The MOD undoubtedly considered all these options and decided the fastest way that it could offer assistance would be to hire an Antonov transport to carry 4 stripped down Puma helicopters. It would take time to prepare the Pumas and also time and engineering facilities to rebuild them at the other end. The Antonov hire does not come cheap (£270,000 quoted in the Press). For all these reasons, it would be entirely rational for DIFD to decide that more could be done more quickly by spending the aid money in South Africa rather than the MOD. All of this could have been explained as the decisions were made.

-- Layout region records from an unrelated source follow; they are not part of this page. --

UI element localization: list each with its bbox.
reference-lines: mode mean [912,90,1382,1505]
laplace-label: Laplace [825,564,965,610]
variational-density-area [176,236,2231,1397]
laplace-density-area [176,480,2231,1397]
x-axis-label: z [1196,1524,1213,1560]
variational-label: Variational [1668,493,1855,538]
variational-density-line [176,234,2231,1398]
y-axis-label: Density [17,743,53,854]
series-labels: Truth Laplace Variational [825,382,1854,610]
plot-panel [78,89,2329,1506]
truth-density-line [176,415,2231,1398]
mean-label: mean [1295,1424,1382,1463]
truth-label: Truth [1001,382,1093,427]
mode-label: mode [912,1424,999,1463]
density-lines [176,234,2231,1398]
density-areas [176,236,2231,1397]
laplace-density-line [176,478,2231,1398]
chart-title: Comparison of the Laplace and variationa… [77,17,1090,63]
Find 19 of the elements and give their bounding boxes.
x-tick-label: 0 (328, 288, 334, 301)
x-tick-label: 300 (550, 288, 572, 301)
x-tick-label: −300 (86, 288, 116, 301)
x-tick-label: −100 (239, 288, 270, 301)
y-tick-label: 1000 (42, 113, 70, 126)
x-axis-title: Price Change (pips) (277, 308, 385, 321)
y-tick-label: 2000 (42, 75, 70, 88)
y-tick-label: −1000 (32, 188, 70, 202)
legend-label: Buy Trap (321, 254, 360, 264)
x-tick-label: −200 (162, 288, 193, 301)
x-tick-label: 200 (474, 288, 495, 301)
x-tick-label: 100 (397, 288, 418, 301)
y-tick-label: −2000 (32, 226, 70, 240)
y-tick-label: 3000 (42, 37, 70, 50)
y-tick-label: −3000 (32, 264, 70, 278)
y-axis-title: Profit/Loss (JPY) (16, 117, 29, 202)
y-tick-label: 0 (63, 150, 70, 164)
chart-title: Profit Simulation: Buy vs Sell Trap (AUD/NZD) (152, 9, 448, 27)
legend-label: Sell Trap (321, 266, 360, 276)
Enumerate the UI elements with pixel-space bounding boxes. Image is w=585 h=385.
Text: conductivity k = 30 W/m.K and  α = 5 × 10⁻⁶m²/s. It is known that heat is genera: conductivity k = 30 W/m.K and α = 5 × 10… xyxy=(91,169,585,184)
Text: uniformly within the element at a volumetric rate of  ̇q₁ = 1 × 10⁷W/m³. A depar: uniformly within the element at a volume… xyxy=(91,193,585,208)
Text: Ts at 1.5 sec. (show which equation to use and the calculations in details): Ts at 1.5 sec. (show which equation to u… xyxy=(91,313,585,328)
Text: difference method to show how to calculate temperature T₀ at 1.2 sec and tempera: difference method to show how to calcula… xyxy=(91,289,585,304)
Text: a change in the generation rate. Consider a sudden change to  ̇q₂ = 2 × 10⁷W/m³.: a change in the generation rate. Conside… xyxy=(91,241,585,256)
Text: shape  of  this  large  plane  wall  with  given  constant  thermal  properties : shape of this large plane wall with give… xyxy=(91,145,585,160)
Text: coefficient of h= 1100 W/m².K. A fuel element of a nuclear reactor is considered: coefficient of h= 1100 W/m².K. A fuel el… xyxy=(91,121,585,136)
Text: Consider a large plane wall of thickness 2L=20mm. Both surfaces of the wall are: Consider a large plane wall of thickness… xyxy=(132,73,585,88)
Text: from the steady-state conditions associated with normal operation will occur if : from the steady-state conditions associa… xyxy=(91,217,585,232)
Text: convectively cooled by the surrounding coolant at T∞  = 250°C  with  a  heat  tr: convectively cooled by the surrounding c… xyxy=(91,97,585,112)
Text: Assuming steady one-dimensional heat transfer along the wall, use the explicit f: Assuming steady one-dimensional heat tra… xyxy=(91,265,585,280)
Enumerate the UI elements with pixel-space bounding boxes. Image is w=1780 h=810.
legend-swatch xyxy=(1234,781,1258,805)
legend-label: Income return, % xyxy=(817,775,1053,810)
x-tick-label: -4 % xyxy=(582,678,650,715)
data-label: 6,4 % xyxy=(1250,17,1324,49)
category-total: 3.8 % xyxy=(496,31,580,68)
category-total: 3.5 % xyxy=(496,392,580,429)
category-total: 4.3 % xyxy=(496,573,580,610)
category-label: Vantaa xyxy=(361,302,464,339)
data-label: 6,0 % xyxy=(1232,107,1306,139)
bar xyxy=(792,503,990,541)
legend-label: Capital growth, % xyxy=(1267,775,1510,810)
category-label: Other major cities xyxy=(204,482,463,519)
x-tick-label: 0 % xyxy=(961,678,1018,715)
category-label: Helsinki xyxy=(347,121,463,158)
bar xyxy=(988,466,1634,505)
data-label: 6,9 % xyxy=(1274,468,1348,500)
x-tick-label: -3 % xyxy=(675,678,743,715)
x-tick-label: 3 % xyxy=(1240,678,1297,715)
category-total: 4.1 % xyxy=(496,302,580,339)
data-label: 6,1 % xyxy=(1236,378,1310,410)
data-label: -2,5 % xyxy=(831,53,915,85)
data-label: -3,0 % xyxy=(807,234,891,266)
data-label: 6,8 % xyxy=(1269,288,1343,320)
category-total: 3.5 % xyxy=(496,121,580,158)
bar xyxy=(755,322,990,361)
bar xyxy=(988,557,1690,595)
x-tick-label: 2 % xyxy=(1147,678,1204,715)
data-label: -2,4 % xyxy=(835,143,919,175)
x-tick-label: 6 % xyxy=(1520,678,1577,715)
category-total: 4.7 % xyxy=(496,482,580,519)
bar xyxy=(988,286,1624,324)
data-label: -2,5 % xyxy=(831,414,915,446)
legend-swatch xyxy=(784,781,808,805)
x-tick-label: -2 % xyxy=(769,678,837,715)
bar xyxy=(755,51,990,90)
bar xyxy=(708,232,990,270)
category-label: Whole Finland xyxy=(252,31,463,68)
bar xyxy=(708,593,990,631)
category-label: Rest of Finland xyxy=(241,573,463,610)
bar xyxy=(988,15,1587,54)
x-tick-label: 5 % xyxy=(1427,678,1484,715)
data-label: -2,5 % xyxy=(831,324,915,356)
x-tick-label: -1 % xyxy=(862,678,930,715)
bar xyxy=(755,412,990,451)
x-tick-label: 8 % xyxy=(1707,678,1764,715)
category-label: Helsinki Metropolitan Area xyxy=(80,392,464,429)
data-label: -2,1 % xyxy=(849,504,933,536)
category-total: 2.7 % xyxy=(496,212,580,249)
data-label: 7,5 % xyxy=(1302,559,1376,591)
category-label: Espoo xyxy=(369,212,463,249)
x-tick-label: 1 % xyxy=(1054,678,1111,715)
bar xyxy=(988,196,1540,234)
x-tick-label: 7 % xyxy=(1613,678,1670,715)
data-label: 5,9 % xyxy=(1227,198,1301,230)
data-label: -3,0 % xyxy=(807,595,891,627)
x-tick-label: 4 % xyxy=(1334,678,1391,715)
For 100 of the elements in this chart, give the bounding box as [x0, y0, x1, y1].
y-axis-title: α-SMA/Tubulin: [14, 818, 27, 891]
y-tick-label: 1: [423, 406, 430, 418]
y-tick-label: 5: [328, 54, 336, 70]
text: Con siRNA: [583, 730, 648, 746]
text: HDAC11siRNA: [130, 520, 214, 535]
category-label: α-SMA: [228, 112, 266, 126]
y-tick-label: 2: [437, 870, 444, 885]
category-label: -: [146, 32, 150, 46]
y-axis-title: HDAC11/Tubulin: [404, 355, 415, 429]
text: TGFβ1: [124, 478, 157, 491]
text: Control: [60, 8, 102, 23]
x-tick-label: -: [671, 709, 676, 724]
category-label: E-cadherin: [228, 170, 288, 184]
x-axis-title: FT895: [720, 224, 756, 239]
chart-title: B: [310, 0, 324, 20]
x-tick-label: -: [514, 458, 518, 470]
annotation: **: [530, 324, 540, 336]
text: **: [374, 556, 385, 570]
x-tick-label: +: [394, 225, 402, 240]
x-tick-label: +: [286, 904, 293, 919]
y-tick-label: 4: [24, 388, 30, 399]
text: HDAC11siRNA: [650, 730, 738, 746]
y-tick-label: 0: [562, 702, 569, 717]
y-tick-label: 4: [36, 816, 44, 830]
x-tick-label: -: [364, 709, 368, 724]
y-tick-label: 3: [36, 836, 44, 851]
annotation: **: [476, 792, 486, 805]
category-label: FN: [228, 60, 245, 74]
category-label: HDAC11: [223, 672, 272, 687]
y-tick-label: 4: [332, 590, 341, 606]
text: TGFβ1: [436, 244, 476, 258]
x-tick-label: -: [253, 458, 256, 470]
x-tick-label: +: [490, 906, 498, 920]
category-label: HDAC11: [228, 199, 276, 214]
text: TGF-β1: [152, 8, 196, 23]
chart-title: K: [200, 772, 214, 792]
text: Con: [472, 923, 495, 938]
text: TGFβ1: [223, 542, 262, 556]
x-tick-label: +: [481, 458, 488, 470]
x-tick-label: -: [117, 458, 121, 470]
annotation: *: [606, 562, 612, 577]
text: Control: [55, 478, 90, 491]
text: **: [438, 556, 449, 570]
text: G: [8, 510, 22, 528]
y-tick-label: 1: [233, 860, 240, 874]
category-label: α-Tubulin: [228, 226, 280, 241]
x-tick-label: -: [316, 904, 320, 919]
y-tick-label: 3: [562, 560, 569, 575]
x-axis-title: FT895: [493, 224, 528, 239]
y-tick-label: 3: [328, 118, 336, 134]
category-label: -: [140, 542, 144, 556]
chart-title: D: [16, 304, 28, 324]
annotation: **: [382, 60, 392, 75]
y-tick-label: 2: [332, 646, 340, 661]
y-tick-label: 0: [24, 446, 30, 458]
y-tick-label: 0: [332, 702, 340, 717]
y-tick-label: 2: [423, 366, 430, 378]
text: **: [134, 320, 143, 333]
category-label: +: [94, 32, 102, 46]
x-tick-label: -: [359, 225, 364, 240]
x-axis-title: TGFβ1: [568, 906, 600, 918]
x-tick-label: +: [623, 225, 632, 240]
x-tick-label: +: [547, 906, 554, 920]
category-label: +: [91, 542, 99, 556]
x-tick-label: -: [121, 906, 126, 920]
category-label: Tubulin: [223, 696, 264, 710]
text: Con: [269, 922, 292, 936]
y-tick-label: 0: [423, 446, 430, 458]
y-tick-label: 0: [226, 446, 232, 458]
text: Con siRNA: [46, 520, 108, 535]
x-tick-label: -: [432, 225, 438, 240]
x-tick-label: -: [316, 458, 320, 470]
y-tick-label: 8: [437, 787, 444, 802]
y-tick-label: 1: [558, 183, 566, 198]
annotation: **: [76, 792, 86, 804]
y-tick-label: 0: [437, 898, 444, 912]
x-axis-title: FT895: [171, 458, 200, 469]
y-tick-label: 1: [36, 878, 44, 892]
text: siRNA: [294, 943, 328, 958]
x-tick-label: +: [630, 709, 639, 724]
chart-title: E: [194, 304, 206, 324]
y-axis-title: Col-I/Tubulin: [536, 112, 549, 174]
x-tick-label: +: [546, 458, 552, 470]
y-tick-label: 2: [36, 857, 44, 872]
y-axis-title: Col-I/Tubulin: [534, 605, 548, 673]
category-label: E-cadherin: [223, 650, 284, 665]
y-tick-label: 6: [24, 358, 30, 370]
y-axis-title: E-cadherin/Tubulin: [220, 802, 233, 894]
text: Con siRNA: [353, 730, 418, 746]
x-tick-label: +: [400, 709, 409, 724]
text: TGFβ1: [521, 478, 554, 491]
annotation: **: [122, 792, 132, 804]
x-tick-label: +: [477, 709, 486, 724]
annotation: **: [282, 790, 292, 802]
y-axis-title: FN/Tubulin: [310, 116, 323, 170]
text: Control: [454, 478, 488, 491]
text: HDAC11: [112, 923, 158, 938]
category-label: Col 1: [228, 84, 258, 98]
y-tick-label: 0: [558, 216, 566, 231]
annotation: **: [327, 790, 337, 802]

Instead there has been an unseemly debate over whether the UK help was delayed because the MOD wanted to charge DIFD full costs rather than marginal costs. We are all quick to criticise the MOD when it appears to be being incompetent in its budgetary processes. It has been suggested that the Government should provide instant resources for such catastrophes. It can and it does. Yet the provision of a pot of gold does not change the potential for a fight over how much each department will gets for its tasking. The MOD is being asked to do more and more without a budget uplift. It is scarcely surprising that it wants to be clear on the budgetary implications of taking on every new task. The pressures of accountability are making joined-up government creak. Perhaps the role of the Treasury in such unpredictable circumstances needs to be better defined.